Gardner, a stone in their shoe for 14 years, saucily tossed his bat aside and merrily jogged down to first.
The game was lost again a batter later when Houck got to a 2-and-2 count against Aaron Judge and walked him on two sliders.
“They put together some good [at-bats] and held off on some good pitches,” said Houck, who walked four of the eight batters he faced.
“Just kind of tip your cap. It’s just unfortunate in that circumstance … It obviously stings now. The great thing about this game is we come back tomorrow and we’ve got to play again.”
It was lost for a third time when lefthander Darwinzon Hernandez was called in to face lefthanded hitting Anthony Rizzo and hit him with a pitch. If it hadn’t hit him, it would have been ball four.
It took that series of events to get Stanton to the plate and by then all Hernandez had for him was a 94-mile-per-hour fastball over the heart of the plate.
“Baseball happened,” catcher Kevin Plawecki said later when recounting the inning.
And the Yankees were ready.
“You see it coming, right? When they go to the lefty there, they’re kind of putting their chips with getting Rizzo out,” Yankees manager Aaron Boone said.
“We obviously like the matchup of Stanton coming up there.”
Sox manager Alex Cora felt like Hernandez was a good choice because even if he didn’t get Rizzo, he’s pitched well against righthanded hitters this season.
The Sox value Hernandez as their solution to the three-batter minimum.
“His stuff plays,” Cora said. “It’s not that you’re thinking something negative is going to happen with the lefty. But we do believe he can get the righty out, too, in that spot.”
But here’s the problem: Stanton was happy to see Hernandez.
“I’d obviously rather face a lefty than a righty at any time,” said the linebacker-sized slugger, who belted a three-run homer to help the Yankees to an 8-3 victory on Friday.
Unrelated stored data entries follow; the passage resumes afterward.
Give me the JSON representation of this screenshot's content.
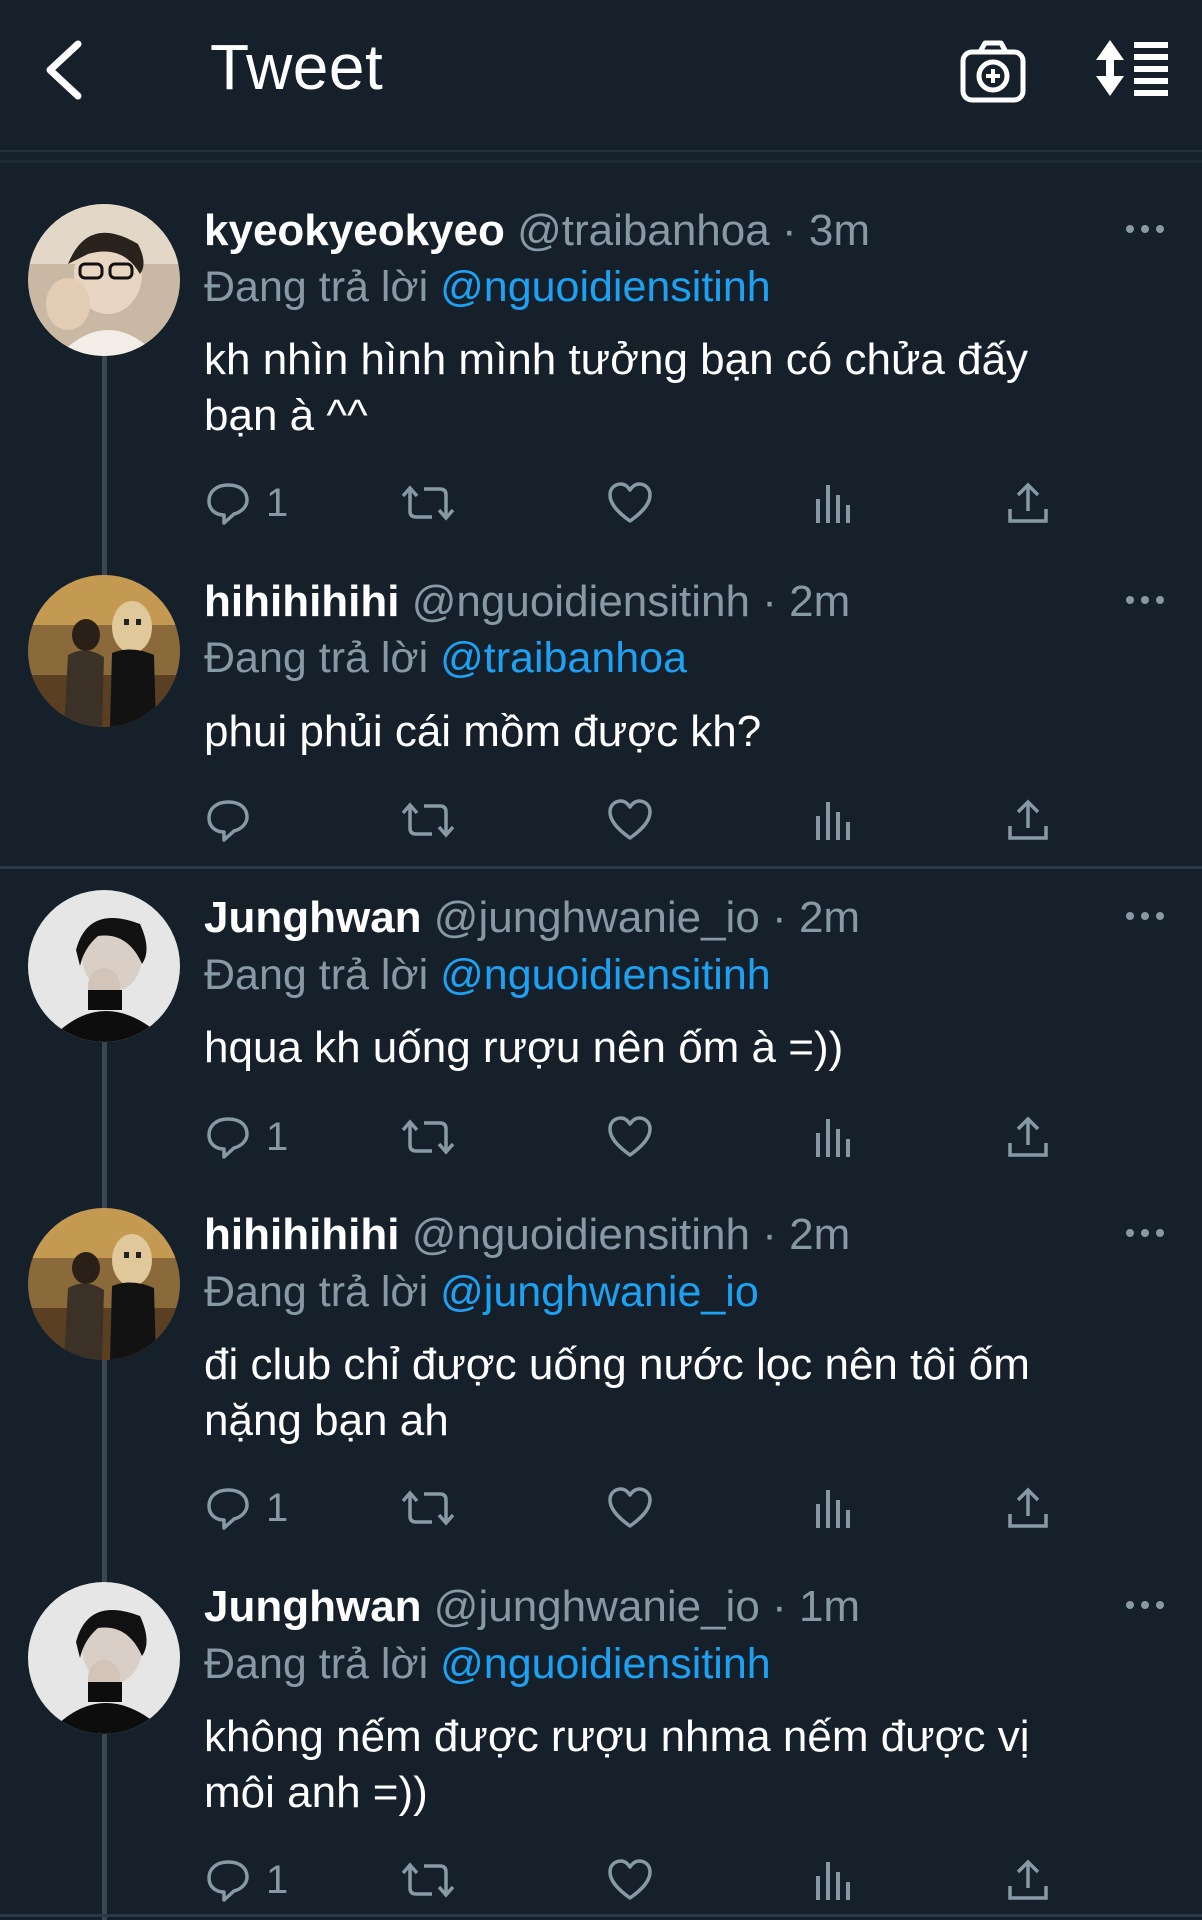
{
  "header": {
    "title": "Tweet",
    "icons": [
      "back-arrow-icon",
      "camera-plus-icon",
      "sort-list-icon"
    ]
  },
  "colors": {
    "background": "#15202b",
    "text_primary": "#ffffff",
    "text_secondary": "#8899a6",
    "accent": "#1da1f2"
  },
  "tweets": [
    {
      "name": "kyeokyeokyeo",
      "handle": "@traibanhoa",
      "sep": "·",
      "time": "3m",
      "reply_prefix": "Đang trả lời",
      "reply_to": "@nguoidiensitinh",
      "text": "kh nhìn hình mình tưởng bạn có chửa đấy bạn à ^^",
      "reply_count": "1"
    },
    {
      "name": "hihihihihi",
      "handle": "@nguoidiensitinh",
      "sep": "·",
      "time": "2m",
      "reply_prefix": "Đang trả lời",
      "reply_to": "@traibanhoa",
      "text": "phui phủi cái mồm được kh?",
      "reply_count": ""
    },
    {
      "name": "Junghwan",
      "handle": "@junghwanie_io",
      "sep": "·",
      "time": "2m",
      "reply_prefix": "Đang trả lời",
      "reply_to": "@nguoidiensitinh",
      "text": "hqua kh uống rượu nên ốm à =))",
      "reply_count": "1"
    },
    {
      "name": "hihihihihi",
      "handle": "@nguoidiensitinh",
      "sep": "·",
      "time": "2m",
      "reply_prefix": "Đang trả lời",
      "reply_to": "@junghwanie_io",
      "text": "đi club chỉ được uống nước lọc nên tôi ốm nặng bạn ah",
      "reply_count": "1"
    },
    {
      "name": "Junghwan",
      "handle": "@junghwanie_io",
      "sep": "·",
      "time": "1m",
      "reply_prefix": "Đang trả lời",
      "reply_to": "@nguoidiensitinh",
      "text": "không nếm được rượu nhma nếm được vị môi anh =))",
      "reply_count": "1"
    }
  ]
}
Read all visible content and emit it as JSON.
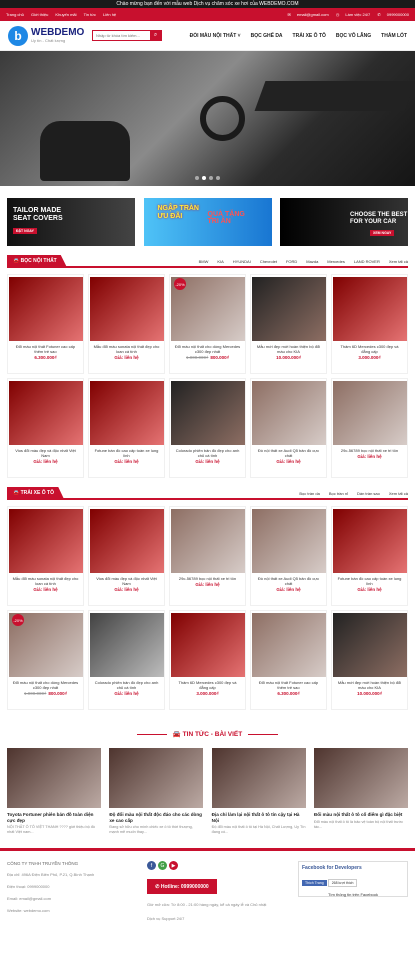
{
  "marquee": "Chào mừng bạn đến với mẫu web Dịch vụ chăm sóc xe hơi của WEBDEMO.COM",
  "topbar": {
    "links": [
      "Trang chủ",
      "Giới thiệu",
      "Khuyến mãi",
      "Tin tức",
      "Liên hệ"
    ],
    "email": "email@gmail.com",
    "hours": "Làm việc 24/7",
    "phone": "0999000000"
  },
  "header": {
    "logo": "WEBDEMO",
    "slogan": "Uy tín - Chất lượng",
    "search_placeholder": "Nhập từ khóa tìm kiếm...",
    "nav": [
      "ĐỔI MÀU NỘI THẤT ˅",
      "BỌC GHẾ DA",
      "TRẢI XE Ô TÔ",
      "BỌC VÔ LĂNG",
      "THẢM LÓT"
    ]
  },
  "banners": {
    "b1": {
      "title1": "TAILOR MADE",
      "title2": "SEAT COVERS",
      "button": "ĐẶT NGAY"
    },
    "b2": {
      "title1": "NGẬP TRÀN",
      "title2": "ƯU ĐÃI",
      "title3": "QUÀ TẶNG",
      "title4": "TRI ÂN"
    },
    "b3": {
      "title1": "CHOOSE THE BEST",
      "title2": "FOR YOUR CAR",
      "button": "XEM NGAY"
    }
  },
  "section1": {
    "title": "BỌC NỘI THẤT",
    "tabs": [
      "BMW",
      "KIA",
      "HYUNDAI",
      "Chevrolet",
      "FORD",
      "Mazda",
      "Mercedes",
      "LAND ROVER",
      "Xem tất cả"
    ],
    "products": [
      {
        "name": "Đổi màu nội thất Fotuner cao cấp thêm trẻ sao",
        "price": "6.300.000₫"
      },
      {
        "name": "Mẫu đổi màu sonata nội thất đẹp cho loan cá tính",
        "price": "Giá: liên hệ"
      },
      {
        "name": "Đổi màu nội thất cho dòng Mercedes c300 đẹp nhất",
        "old_price": "1.000.000₫",
        "price": "800.000₫",
        "badge": "-20%"
      },
      {
        "name": "Mẫu mới đẹp mới hoàn thiện bộ đổi màu cho KIA",
        "price": "10.000.000₫"
      },
      {
        "name": "Thảm 6D Mercedes c300 đẹp và đẳng cấp",
        "price": "3.000.000₫"
      },
      {
        "name": "Vios đổi màu đẹp và độc nhất Việt Nam",
        "price": "Giá: liên hệ"
      },
      {
        "name": "Fotune bán đồ cao cấp toàn xe lung linh",
        "price": "Giá: liên hệ"
      },
      {
        "name": "Colorado phiên bản đồ đẹp cho anh chủ cá tính",
        "price": "Giá: liên hệ"
      },
      {
        "name": "Đồ nội thất xe Audi Q5 bản đồ cực chất",
        "price": "Giá: liên hệ"
      },
      {
        "name": "29c-56789 bọc nội thất xe tri tôn",
        "price": "Giá: liên hệ"
      }
    ]
  },
  "section2": {
    "title": "TRẢI XE Ô TÔ",
    "tabs": [
      "Bọc trần da",
      "Bọc trần nỉ",
      "Dán trần sao",
      "Xem tất cả"
    ],
    "products": [
      {
        "name": "Mẫu đổi màu sonata nội thất đẹp cho loan cá tính",
        "price": "Giá: liên hệ"
      },
      {
        "name": "Vios đổi màu đẹp và độc nhất Việt Nam",
        "price": "Giá: liên hệ"
      },
      {
        "name": "29c-56789 bọc nội thất xe tri tôn",
        "price": "Giá: liên hệ"
      },
      {
        "name": "Đồ nội thất xe Audi Q5 bản đồ cực chất",
        "price": "Giá: liên hệ"
      },
      {
        "name": "Fotune bán đồ cao cấp toàn xe lung linh",
        "price": "Giá: liên hệ"
      },
      {
        "name": "Đổi màu nội thất cho dòng Mercedes c300 đẹp nhất",
        "old_price": "1.000.000₫",
        "price": "800.000₫",
        "badge": "-20%"
      },
      {
        "name": "Colorado phiên bản đồ đẹp cho anh chủ cá tính",
        "price": "Giá: liên hệ"
      },
      {
        "name": "Thảm 6D Mercedes c300 đẹp và đẳng cấp",
        "price": "3.000.000₫"
      },
      {
        "name": "Đổi màu nội thất Fotuner cao cấp thêm trẻ sao",
        "price": "6.300.000₫"
      },
      {
        "name": "Mẫu mới đẹp mới hoàn thiện bộ đổi màu cho KIA",
        "price": "10.000.000₫"
      }
    ]
  },
  "news": {
    "title": "TIN TỨC - BÀI VIẾT",
    "items": [
      {
        "title": "Toyota Fortuner phiên bản đồ toàn diện cực đẹp",
        "excerpt": "NỘI THẤT Ô TÔ VIỆT THANH ???? giới thiệu bộ đồ nhất Việt nam..."
      },
      {
        "title": "Độ đổi màu nội thất độc đáo cho các dòng xe cao cấp",
        "excerpt": "Đang sở hữu cho mình chiếc xe ô tô thời thượng, mạnh mẽ muốn thay..."
      },
      {
        "title": "Địa chỉ làm lại nội thất ô tô tín cậy tại Hà Nội",
        "excerpt": "Độ đổi màu nội thất ô tô tại Hà Nội, Chất Lượng, Uy Tín đang có..."
      },
      {
        "title": "Đổi màu nội thất ô tô cố điểm gì đặc biệt",
        "excerpt": "Đổi màu nội thất ô tô là bảo vệ toàn bộ nội thất trước tác..."
      }
    ]
  },
  "footer": {
    "company": "CÔNG TY TNHH TRUYỀN THÔNG",
    "address": "Địa chỉ: 496A Điện Biên Phủ, P.21, Q.Bình Thạnh",
    "phone": "Điện thoại: 0999000000",
    "email": "Email: email@gmail.com",
    "website": "Website: webdemo.com",
    "hotline": "Hotline: 0999000000",
    "hours": "Giờ mở cửa: Từ 8:00 - 21:00 hàng ngày, kể cả ngày lễ và Chủ nhật",
    "note": "Dịch vụ Support 24/7",
    "fb_title": "Facebook for Developers",
    "fb_like": "Thích Trang",
    "fb_likes": "268 lượt thích",
    "fb_cta": "Tìm thông tin trên Facebook"
  },
  "colors": {
    "accent": "#c8102e",
    "logo": "#1e88e5"
  }
}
Josh Taylor likely would have been Cora’s first choice. But he wasn’t available because of a sore back. Austin Davis was available, but the Sox see him as more of a lefty specialist.
You could also argue that this game was lost a few weeks ago when All-Star closer Matt Barnes fell into a slump and lost his job. The bullpen has been a daily puzzle since.
If Barnes were waiting to handle the ninth, Adam Ottavino would have been an easy choice for the eighth inning. Instead it was Houck, a rookie who may ultimately land in the bullpen but has been a starter most of this season.
Now the Sox and Yankees are tied for the first wild card at 88-67. They play for the final time Sunday night with Eduardo Rodriguez facing Jordan Montgomery.
The Sox still have the advantage. They close with six games against the Orioles and Nationals. The Yankees play the Blue Jays in Toronto then finish with a series against the first-place Rays.
The Sox also hold the tiebreaker, having won the season series against the Yankees.
Cora was remarkably unruffled afterward. His team survived a summer slump and a COVID-19 outbreak to get to this point. They’ve gotten up from worse than Stanton’s home run, thunderous as it was.
The Sox said in February they wanted to play important games late in the season. Here they are.